Oltre a molti esponenti della comunità scientifica contrari alla licenze di estrazione, come riporta il Guardian, contro il deep sea mining è stata proposta una moratoria che conta ormai più di 20 Paesi, incluse piccole isole come Fiji, Palau e Samoa. Tra i Paesi che hanno chiesto un’accelerazione per il rilascio delle concessioni estrattive c’è invece la Norvegia.

La transizione ecologica non è soltanto la costruzione di una società che produce meno emissioni, è anche una riorganizzazione della scala dei valori, che più o meno implicitamente inseriamo nei bilanci economici. Come mostrato dal rapporto di Planet Tracker, il deep sea mining garantirebbe un notevole margine di profitto alle aziende che la praticherebbero. Se però vengono conteggiate le spese di ripristino degli ecosistemi danneggiati i costi risultanti renderebbero tale attività insostenibile.

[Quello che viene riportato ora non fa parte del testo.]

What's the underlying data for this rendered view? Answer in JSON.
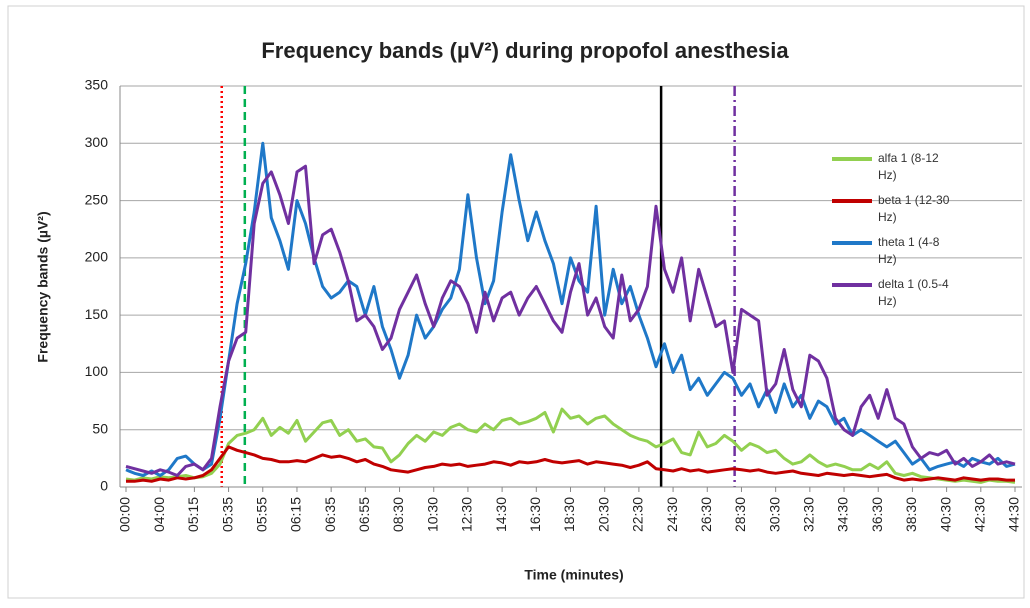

“Se noi operiamo un danno non possiamo pensare che vada tutto a vantaggio di una compagnia multinazionale privata per poi lasciare il debito in termini di capitale naturale eroso a tutto il pianeta” aveva commentato Roberto Danovaro, biologo e già presidente della Stazione Biologica Anton Dohrn di Napoli, intervistato a marzo 2021 da Radio 3 Scienza. “Questo è da capire: ci interessa solo fare un profitto lasciando un deserto biologico o iniziamo ad applicare il principio ormai assodato per cui queste attività debbano essere fatte a impatto zero o se c’è, questo impatto deve essere compensato da interventi tali da ripristinare il bene danneggiato?”.

Le operazioni di ripristino consisterebbero nel sostituire i noduli polimetallici estratti con analoghi artificiali, la cui efficacia e adeguatezza ecologica sarebbe tutta da dimostrare, proprio in quanto la conoscenza scientifica degli abissi oceanici rimane oggi limitata. Ma in ogni caso i costi sarebbero troppo elevati.

Al momento le tecnologie disponibili non permettono di non avere impatti, ha aggiunto Danovaro. “Credo inoltre che l’esigenza di materia prima veda la prima soluzione nel riciclo delle materie prime che già abbiamo”.

L’International Seabed Authority dovrà soppesare tutte queste valutazioni nella sua pendente decisione di rilasciare o meno concessioni estrattive. Il paradosso sarebbe quello di decidere di compromettere uno dei pochi ambienti ancora incontaminati, dei pochi che ne restano sul pianeta, prima ancora di averlo conosciuto.